El calor y el frío externos tenían poca influencia en Scrooge. No había calor que lo calentara ni tiempo invernal que lo enfriase. No había viento más cortante que él mismo, ni nevada más resuelta en su propósito, ni aguacero menos abierto a los ruegos. El mal tiempo no sabía cómo ganarle. La lluvia más fuerte, la nieve, el granizo y el aguanieve sólo podían alardear de llevarle ventaja en un aspecto: ellos «untaban» a la gente con generosidad, mientras que Scrooge nunca lo hacía.

Nadie lo paraba jamás en la calle para decirle con cara de alegría: «Mi querido Scrooge, ¿cómo está usted? ¡A ver cuándo lo vemos por casa!». Ningún mendigo le suplicaba que le diese algo, ningún niño le preguntaba la hora, ningún hombre o mujer jamás inquirió de él por dónde se iba a tal sitio. Hasta los perros lazarillos parecían conocerle y, cuando lo veían aproximarse, tiraban de sus amos para meterlos en portales y patios, tras lo que meneaban el rabo como si dijeran: «¡No hay peor ojo que el maligno, mi invidente amo!».

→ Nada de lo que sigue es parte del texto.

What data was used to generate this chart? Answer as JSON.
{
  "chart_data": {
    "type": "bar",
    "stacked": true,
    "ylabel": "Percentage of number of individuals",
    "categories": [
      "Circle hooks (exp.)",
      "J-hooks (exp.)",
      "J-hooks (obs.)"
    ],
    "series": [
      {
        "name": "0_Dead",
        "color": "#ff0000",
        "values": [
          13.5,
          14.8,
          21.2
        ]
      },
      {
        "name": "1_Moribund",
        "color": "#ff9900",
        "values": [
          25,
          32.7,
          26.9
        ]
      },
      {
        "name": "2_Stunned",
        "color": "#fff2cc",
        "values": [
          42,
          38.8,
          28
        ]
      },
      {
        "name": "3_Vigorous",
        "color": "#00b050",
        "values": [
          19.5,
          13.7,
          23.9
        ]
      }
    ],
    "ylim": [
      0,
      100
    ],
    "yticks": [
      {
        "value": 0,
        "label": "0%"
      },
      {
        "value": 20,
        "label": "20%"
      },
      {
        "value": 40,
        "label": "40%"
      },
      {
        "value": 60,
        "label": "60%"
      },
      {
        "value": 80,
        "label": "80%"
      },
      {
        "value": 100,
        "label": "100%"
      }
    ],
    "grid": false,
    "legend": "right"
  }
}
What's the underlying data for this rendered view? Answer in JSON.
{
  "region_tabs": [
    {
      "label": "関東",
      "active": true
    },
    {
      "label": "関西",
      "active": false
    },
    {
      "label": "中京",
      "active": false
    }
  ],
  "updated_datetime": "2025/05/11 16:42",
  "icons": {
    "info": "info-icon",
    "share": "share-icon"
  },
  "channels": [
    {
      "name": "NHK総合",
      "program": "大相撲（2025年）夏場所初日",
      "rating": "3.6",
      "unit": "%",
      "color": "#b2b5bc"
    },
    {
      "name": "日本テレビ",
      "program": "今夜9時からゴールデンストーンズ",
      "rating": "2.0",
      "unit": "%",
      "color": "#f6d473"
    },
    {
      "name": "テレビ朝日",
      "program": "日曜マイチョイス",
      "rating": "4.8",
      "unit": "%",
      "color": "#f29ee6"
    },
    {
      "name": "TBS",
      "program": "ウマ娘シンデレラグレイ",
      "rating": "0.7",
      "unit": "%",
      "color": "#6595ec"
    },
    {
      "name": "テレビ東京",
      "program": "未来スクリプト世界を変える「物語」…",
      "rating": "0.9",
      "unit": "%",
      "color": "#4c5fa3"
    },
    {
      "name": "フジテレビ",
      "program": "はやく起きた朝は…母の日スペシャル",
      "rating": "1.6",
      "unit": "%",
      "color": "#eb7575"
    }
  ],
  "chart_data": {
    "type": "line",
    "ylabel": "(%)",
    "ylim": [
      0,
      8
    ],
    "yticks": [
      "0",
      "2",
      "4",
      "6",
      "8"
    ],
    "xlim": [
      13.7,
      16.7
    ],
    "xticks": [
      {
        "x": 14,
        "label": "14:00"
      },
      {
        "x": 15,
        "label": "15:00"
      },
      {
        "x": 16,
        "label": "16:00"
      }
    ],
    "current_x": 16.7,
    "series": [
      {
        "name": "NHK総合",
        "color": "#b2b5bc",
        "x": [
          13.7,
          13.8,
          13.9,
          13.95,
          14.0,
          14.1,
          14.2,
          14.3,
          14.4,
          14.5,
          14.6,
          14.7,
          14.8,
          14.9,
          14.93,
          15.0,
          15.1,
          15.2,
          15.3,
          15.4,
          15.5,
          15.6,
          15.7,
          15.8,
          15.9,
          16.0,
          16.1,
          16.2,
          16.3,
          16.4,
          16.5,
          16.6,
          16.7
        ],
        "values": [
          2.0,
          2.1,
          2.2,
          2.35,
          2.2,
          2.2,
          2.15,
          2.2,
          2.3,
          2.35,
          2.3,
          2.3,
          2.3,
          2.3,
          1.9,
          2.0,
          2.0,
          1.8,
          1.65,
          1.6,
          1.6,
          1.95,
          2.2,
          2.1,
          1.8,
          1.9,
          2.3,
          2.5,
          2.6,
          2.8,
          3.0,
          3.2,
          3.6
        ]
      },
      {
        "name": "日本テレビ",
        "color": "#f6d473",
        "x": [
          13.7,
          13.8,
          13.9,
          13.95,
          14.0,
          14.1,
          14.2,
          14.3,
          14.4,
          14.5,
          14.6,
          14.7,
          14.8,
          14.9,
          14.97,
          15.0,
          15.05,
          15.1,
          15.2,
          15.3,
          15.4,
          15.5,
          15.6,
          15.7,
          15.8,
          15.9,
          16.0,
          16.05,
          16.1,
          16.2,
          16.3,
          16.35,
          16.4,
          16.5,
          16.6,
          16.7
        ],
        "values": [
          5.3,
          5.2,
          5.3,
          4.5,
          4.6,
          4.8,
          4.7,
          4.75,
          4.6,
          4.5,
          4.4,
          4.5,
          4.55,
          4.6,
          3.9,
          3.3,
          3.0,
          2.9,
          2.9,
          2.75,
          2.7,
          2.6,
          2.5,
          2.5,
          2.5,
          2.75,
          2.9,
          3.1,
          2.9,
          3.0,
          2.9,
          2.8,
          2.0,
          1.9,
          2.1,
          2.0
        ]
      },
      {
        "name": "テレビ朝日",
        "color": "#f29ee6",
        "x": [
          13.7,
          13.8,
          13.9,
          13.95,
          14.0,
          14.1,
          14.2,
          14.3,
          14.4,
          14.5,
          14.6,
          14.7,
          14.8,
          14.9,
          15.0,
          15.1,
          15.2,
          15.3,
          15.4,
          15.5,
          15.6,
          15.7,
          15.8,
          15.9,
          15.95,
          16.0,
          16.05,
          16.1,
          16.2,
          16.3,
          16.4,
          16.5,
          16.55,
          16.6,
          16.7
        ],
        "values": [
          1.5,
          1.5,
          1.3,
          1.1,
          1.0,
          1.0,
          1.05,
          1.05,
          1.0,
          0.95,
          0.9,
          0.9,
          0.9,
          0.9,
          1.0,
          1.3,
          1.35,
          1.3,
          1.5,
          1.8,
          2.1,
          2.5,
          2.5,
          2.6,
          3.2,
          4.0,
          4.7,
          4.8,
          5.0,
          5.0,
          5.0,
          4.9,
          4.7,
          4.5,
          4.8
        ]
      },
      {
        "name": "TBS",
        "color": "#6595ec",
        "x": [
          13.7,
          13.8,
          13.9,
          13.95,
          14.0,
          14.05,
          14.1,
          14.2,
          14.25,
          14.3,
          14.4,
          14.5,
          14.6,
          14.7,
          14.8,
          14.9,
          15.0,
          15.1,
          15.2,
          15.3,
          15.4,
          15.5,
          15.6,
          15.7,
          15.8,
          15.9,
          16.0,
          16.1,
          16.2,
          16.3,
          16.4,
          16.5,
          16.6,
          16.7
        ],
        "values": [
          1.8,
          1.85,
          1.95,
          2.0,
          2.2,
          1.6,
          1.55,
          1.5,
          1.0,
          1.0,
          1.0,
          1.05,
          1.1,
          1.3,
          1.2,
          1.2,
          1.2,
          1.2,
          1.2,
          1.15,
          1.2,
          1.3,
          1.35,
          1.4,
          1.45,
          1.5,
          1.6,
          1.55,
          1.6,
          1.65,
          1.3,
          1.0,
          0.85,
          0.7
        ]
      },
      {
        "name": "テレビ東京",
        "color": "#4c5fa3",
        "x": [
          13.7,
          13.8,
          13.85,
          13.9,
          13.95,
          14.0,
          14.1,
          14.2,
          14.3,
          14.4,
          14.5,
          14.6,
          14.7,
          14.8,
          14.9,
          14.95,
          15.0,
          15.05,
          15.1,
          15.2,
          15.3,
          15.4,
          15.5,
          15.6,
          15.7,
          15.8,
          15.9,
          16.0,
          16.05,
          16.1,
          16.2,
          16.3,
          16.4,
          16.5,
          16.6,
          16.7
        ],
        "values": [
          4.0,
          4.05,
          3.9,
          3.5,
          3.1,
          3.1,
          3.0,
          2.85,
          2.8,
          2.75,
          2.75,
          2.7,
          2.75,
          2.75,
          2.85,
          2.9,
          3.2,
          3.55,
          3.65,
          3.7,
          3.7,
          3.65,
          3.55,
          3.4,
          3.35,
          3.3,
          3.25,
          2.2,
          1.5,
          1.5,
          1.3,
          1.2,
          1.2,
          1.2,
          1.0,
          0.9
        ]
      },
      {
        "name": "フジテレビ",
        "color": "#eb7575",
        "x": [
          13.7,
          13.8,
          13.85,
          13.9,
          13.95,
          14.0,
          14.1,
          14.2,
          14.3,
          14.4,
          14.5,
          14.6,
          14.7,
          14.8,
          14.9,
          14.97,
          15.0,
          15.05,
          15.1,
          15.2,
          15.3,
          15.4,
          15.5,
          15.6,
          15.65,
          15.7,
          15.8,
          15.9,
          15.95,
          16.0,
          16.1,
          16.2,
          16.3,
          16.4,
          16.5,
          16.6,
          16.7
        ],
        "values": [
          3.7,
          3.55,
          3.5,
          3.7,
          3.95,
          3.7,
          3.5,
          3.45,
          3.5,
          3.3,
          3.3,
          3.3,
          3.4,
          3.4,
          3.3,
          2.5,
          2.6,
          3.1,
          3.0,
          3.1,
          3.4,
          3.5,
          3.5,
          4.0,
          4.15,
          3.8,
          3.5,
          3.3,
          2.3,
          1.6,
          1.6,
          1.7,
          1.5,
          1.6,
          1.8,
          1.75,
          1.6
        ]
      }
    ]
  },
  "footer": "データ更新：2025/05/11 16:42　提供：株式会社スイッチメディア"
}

Pero ¿y qué más le daba a Scrooge? Eso era justo lo que le gustaba. Apartarse de los abarrotados caminos de la vida, advirtiendo a toda simpatía humana de que guardase las distancias, era lo que más «chiflaba» a Scrooge, como dicen los entendidos.

Érase una vez —de todos los días buenos del año, el de Nochebuena— en que el viejo Scrooge estaba muy ocupado en su contaduría. Hacía un tiempo frío, crudo y cortante, y encima había niebla; Scrooge oía a la gente del patio de fuera que iba y venía resollando, golpeándose el pecho con las manos y dando patadas en las losas de la acera para calentarse los pies. Los relojes de la ciudad acababan de dar las tres, pero ya estaba bastante oscuro; no había habido mucha luz en todo el día, y las velas llameaban en las ventanas de las oficinas vecinas como manchas rojizas sobre el tangible aire parduzco. La niebla se metía por cada rendija y ojo de cerradura, y fuera era tan espesa que, aun siendo el patio de los más estrechos, las casas de enfrente sólo eran meros fantasmas. Al ver descender la lúgubre nube, oscureciéndolo todo, cualquiera habría pensado que la Naturaleza vivía muy cerca y estaba preparando té a gran escala.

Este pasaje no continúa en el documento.